DUBAI, July 22 (Reuters) - Dubai’s bluechip Emirates NBD surged on Monday after its quarterly earnings came in ahead estimates by a significant margin, helping lift the emirate’s bourse to a new multi-year high, while most regional markets also gained.
Shares in ENBD, Dubai’s biggest bank my market value, rose 6 percent to a four-week high. The stock is up 79.3 percent year-to-date.
“ENBD’s loan growth has been healthy and net interest margins also improved,” said Chiradeep Ghosh, equity analyst at Securities and Investment Firm (SICO) in Bahrain.
The lender made a net profit of 972 million dirhams ($265 million) in the second-quarter; a 50 percent year-on-year jump.
Five analysts polled by Reuters had forecast on average a profit of 783.8 million dirhams.
SICO estimates 2013 profit for the lender at 3.3 billion dirhams, which may be revised upwards.
Most analysts have a bullish outlook on the lender. Last year, ENBD reported an annual profit of 2.55 billion dirhams.
Dubai’s gains were capped due to slight profit-taking; the measure climbed 0.2 percent to its highest level since November 2008 and up 57 percent year-to-date.
Abu Dhabi’s benchmark rose for a 12 consecutive sessions, climbing 0.2 percent to a near five-year high.
Elsewhere, earnings also lifted investor sentiment on Doha’s bourse.
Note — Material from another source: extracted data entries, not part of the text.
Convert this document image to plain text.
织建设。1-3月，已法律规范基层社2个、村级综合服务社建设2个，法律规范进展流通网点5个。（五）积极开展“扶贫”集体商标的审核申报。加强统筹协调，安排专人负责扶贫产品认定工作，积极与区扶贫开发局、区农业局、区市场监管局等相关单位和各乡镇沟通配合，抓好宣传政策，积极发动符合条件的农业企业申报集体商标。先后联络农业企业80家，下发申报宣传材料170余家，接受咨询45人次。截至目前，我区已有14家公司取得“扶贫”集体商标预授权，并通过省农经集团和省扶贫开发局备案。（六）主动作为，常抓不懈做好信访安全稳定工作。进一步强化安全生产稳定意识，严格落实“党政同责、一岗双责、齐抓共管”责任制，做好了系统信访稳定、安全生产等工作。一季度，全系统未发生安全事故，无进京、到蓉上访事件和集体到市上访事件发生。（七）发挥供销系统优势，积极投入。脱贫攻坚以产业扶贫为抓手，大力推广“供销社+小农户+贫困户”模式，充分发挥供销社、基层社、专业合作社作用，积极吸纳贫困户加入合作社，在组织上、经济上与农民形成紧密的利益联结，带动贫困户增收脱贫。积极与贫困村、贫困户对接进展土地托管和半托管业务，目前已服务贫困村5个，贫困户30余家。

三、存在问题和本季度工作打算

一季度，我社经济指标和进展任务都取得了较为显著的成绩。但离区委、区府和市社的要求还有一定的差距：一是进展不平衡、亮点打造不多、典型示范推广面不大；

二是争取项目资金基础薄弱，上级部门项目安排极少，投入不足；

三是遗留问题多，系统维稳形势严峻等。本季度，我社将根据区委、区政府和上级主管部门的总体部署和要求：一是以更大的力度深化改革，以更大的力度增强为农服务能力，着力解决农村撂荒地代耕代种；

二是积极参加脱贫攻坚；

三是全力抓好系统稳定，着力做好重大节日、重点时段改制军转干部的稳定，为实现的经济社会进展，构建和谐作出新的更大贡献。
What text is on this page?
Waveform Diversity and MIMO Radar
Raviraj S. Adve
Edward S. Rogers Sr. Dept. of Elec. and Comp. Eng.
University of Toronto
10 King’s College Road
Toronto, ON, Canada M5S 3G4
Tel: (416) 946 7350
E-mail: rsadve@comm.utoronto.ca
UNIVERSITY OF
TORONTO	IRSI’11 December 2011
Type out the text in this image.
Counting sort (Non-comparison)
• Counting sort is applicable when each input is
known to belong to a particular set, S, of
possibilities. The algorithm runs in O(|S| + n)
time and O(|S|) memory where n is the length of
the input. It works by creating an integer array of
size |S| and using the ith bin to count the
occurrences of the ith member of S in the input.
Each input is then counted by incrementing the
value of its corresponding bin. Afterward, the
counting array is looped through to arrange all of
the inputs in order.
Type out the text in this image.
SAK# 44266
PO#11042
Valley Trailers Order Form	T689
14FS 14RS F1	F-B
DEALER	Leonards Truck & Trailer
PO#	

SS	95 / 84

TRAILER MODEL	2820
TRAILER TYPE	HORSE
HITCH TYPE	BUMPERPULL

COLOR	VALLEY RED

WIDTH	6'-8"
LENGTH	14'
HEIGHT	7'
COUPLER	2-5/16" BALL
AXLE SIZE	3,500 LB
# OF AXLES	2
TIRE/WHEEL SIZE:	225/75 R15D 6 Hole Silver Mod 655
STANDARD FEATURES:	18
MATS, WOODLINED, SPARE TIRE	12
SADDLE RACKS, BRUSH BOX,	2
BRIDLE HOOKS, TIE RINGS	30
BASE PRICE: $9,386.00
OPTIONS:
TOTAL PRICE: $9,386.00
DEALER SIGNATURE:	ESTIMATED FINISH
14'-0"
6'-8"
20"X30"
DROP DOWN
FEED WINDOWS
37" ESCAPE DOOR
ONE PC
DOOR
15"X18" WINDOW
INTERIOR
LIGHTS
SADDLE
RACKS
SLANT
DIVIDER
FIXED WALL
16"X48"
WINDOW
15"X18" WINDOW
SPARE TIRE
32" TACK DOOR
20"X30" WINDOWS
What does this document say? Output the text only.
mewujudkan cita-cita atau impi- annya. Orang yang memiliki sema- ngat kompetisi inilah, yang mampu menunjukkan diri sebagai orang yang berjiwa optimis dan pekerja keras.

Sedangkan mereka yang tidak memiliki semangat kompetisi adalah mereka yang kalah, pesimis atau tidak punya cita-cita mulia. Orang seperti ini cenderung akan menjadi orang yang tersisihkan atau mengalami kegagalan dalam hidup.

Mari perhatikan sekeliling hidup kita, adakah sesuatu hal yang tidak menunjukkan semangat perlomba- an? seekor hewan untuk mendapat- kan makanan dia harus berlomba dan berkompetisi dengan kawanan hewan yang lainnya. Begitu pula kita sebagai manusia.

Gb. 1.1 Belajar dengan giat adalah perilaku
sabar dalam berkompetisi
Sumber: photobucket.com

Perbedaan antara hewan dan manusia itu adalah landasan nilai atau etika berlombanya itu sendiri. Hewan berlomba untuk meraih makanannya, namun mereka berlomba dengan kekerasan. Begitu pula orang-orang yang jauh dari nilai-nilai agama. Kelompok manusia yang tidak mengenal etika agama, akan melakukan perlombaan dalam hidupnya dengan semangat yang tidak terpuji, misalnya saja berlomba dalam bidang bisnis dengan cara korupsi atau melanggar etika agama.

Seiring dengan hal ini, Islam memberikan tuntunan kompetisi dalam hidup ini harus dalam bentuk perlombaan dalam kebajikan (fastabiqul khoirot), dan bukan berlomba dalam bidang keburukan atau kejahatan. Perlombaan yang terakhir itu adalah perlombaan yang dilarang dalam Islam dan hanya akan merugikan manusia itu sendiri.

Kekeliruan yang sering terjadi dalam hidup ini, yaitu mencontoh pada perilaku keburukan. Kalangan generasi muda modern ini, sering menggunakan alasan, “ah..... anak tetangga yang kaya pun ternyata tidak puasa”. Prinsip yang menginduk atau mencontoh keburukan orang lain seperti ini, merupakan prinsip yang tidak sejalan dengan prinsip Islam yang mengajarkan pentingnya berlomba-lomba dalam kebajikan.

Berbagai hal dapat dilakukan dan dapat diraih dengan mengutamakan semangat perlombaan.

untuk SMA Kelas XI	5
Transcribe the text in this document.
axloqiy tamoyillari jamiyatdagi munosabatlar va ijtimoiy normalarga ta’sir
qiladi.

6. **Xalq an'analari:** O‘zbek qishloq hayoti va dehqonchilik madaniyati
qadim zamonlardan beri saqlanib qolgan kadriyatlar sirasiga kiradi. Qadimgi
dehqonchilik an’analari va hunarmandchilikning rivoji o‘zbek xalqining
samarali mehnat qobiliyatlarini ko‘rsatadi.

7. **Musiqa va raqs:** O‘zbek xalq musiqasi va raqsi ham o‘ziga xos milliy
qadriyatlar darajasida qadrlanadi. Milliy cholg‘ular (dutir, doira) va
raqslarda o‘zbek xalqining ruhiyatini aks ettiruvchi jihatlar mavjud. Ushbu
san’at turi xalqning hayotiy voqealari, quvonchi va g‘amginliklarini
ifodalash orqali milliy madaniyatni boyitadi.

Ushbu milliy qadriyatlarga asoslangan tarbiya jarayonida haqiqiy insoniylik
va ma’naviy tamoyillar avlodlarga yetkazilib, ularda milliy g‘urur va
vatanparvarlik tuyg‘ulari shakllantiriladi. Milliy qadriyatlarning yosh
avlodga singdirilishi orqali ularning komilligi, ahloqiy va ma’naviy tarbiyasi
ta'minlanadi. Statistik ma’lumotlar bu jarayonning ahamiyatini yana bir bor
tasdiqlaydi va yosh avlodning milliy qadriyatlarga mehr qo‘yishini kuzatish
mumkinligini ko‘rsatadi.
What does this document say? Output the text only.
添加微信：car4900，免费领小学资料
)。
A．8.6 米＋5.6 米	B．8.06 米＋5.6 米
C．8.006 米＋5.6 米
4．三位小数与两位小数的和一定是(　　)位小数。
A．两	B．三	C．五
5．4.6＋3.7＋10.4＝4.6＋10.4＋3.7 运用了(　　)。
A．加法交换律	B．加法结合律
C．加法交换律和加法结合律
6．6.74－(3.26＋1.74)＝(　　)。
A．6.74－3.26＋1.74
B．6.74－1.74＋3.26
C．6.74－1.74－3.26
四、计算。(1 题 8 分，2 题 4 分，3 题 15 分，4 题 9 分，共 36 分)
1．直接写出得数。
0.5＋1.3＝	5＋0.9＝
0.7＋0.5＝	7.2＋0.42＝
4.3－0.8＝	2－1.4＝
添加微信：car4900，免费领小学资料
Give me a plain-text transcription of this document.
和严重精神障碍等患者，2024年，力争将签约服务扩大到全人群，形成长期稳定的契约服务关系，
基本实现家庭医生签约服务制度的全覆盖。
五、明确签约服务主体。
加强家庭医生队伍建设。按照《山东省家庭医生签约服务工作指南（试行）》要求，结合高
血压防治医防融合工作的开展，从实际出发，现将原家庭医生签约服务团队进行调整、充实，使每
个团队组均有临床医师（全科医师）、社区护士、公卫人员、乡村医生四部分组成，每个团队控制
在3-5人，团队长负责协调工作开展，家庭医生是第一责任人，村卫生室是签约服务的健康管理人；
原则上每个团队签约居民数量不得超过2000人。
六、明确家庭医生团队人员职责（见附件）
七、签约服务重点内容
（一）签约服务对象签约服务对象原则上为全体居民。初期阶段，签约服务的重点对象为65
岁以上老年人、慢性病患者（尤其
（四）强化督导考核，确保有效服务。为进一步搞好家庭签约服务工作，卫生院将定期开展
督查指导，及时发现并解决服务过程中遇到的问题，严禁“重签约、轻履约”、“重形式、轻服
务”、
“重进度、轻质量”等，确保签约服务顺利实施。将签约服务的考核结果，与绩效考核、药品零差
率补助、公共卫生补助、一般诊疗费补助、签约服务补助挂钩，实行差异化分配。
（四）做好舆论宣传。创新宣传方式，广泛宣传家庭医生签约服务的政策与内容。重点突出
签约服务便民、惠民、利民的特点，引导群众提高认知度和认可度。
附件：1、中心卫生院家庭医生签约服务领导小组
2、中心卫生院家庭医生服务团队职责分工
Shares in Qatar Navigation (Milaha) rose 3.1 percent to a six-week high after the firm reported a 30 percent increase in first-half net profit.
Qatar National Bank, the region’s largest lender by market value, climbed 3.2 percent to a new all-time high.
Doha’s index gained 1.2 percent, extending 2013 gains to 15.5 percent.
In Egypt, trading in bluechips strengthened as funds from Gulf aid boosted investor hopes of short-term stability in the country’s finances.
Egypt received $2 billion in aid from Saudi Arabia, following $3 billion from UAE, which will help to shore up the country’s foreign reserves and cover immediate subsidised food and fuel import costs.
“The key issue for Egypt right now aside from the political scene, is the money that is flowing in,” said Fouad Darwish, head of brokerage at Global Investment House. “The country needs it for a number of things but more importantly, to ensure the currency exchange is not further compromised and the economic deterioration is reigned in.”
The Egyptian pound has slightly recovered from a record low since the military overthrew President Mohamed Mursi. Currency depreciation concerns kept foreign investors away from the market, which have resumed buying.
“I‘m bullish on the banking, food and energy sectors - the industry is slowly being rejuvenated and there is more money in the system,” Darwish added.
On the political front, legal experts have started amending Egypt’s constitution this week, which needs to be in place before parliamentary elections can take place; these were ordered by the army following its removal of Mohamed Mursi as president.
These developments have helped to reduce short-term investor concerns, with many of the belief the market will see a strong recovery when social and political stability returns.
Cairo’s main benchmark index climbed 0.6 percent to a two-month high.
Commercial International Bank and EFG-Hermes rose 1.3 and 2 percent respectively. Orascom Telecom and Media added 3.8 percent.
Elsewhere, Saudi Arabia’s bourse gained 0.9 percent to hit a new 15-month high.
Heavyweight sectors of banks rose with its index up 1.2 percent. Most banks posted estimate-beating quarterly results in recent days.
* The index gained 0.2 percent to 2,548 points.
* The index climbed 0.2 percent to 3,865 points.
* The index rose 1.2 percent to 9,653 points.
* The index rose 0.6 percent to 5,452 points.
* The index advanced 0.9 percent to 7,806 points.
* The index gained 0.6 percent to 8,036 points.
* The index eased 0.03 percent to 6,632 points.
* The index ended flat at 1,186 points.